Tetris and Communism
Left. Left. A. A. Down. Move!
Literature and media compose the broadest spectrum of personalities and ideas known to mankind - fiction. Any idea that has sprung up in the history of minds has had the potential to endure as a book, a poem, a movie, a video game. So many of these thoughts have shaped my beliefs and character that I cannot choose one most important one, but one particularly memorable one is the video game, Tetris.
The premise of Tetris is that blocks fall from the sky. These are not ordinary blocks. Each block contains four directly conjoined squares, but their permutation and location are random. At first, the blocks seem harmless, perhaps even decorative. As you watch them fall, forming the oddest of shapes, you become vaguely aware that you can minimally manipulate the falling of the blocks. Suddenly, you realize how small your world truly is. The structure formed by the blocks rises unsettlingly fast to the sky. The falling blocks perfect a ladder joining heaven and earth. Another block falls, and the pressure upon the ladder is too great. The ground gives way beneath it, and undefined pits swallow you up. The only way to succeed is to coerce the blocks to form nice, neat rows, causing them to disappear temporarily. But the process requires quicker and quicker thinking, until your human reflexes simply cannot match the speed at which blocks fall, and you die.
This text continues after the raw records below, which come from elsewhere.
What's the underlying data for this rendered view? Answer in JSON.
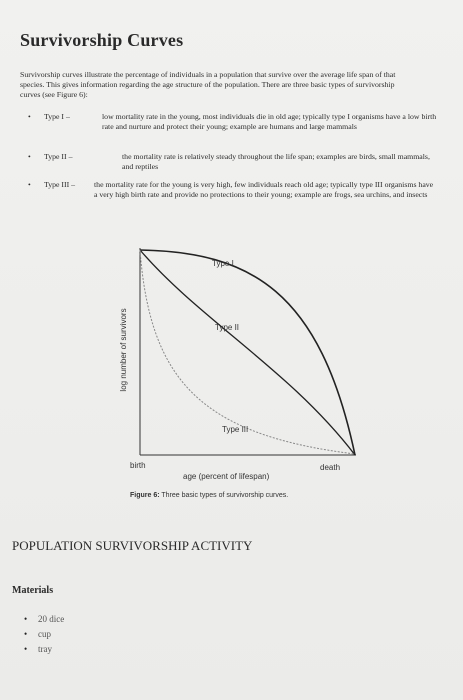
{
  "header": {
    "title": "Survivorship Curves"
  },
  "intro": "Survivorship curves illustrate the percentage of individuals in a population that survive over the average life span of that species. This gives information regarding the age structure of the population. There are three basic types of survivorship curves (see Figure 6):",
  "bullets": [
    {
      "label": "Type I –",
      "text": "low mortality rate in the young, most individuals die in old age; typically type I organisms have a low birth rate and nurture and protect their young; example are humans and large mammals"
    },
    {
      "label": "Type II –",
      "text": "the mortality rate is relatively steady throughout the life span; examples are birds, small mammals, and reptiles"
    },
    {
      "label": "Type III –",
      "text": "the mortality rate for the young is very high, few individuals reach old age; typically type III organisms have a very high birth rate and provide no protections to their young; example are frogs, sea urchins, and insects"
    }
  ],
  "figure": {
    "y_label": "log number of survivors",
    "curve_labels": [
      "Type I",
      "Type II",
      "Type III"
    ],
    "x_start": "birth",
    "x_end": "death",
    "x_label": "age (percent of lifespan)",
    "caption_label": "Figure 6:",
    "caption_text": "Three basic types of survivorship curves."
  },
  "section": {
    "title": "POPULATION SURVIVORSHIP ACTIVITY"
  },
  "materials": {
    "title": "Materials",
    "items": [
      "20 dice",
      "cup",
      "tray"
    ]
  }
}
Tetris teaches the rise of Communism in Soviet Russia, a critical element in understanding Russia's rich history. Complex and disturbing are the multiple metaphors that reside in the falling blocks. On one level, they operate as the collective farming system that overtook Russia as the Communists began their reign. Haphazard arrangements of little square units unite and fall upon the bottom of the screen. They are often in such awkward positions as "S" shapes or "T" shapes, sometimes in the more preferable "L" shapes or "box" shapes, indicative of the arbitary carelessness with which the Revolutionary government grouped its farmers. The impossibility of "winning" in Tetris reflects the futility of the struggle to fit all of the farms together into a comprehensive union.
In addition to the inherent failure of collective farming, the blocks' crushing element represents the inexorable pressure of Stalin's industrialization. You, as the peasants, try to strike the balance between agriculture and industry, but the System viciously drops more and more weight upon you, until you run out of ways to balance it or simply collapse under it and perish.
The most disturbing aspect of the blocks' symbolism discusses not the economic progression of misery in the Soviet Union, but the sociopolitical helplessness of the situation. In this interpretation, the blocks are the laws that the Soviet government imposed upon its people. For someone who does not pay close attention to the ever-changing policies, the descent to social hell is quick and inevitable. On the other hand, those who know how to toy with the rules and bend them to their advantage will gain more and more points with the government and rise higher. Significantly, however, the progression of bending rules makes the next set of rules faster and more difficult to avoid, until again, they overwhelm you. Stalin's vicious purges of the Communist party targeted those who favored former policies, and Tetris acknowledges this with its shameless mantra - The question is not whether or not you will die, but when.
Tetris provided me and countless other Americans with incredible cultural insight. A classic of the early 1980's, its ability to convey decades of national frustration united American and Russian under one flag: the flag of gaming. Games naturally tend to age fast, and today's gamers often consider five-year-old games outdated. Tetris, however, remains one of the most popular video games of the twenty-first century, and its lasting power is a tribute to its significance in the art of understanding differences.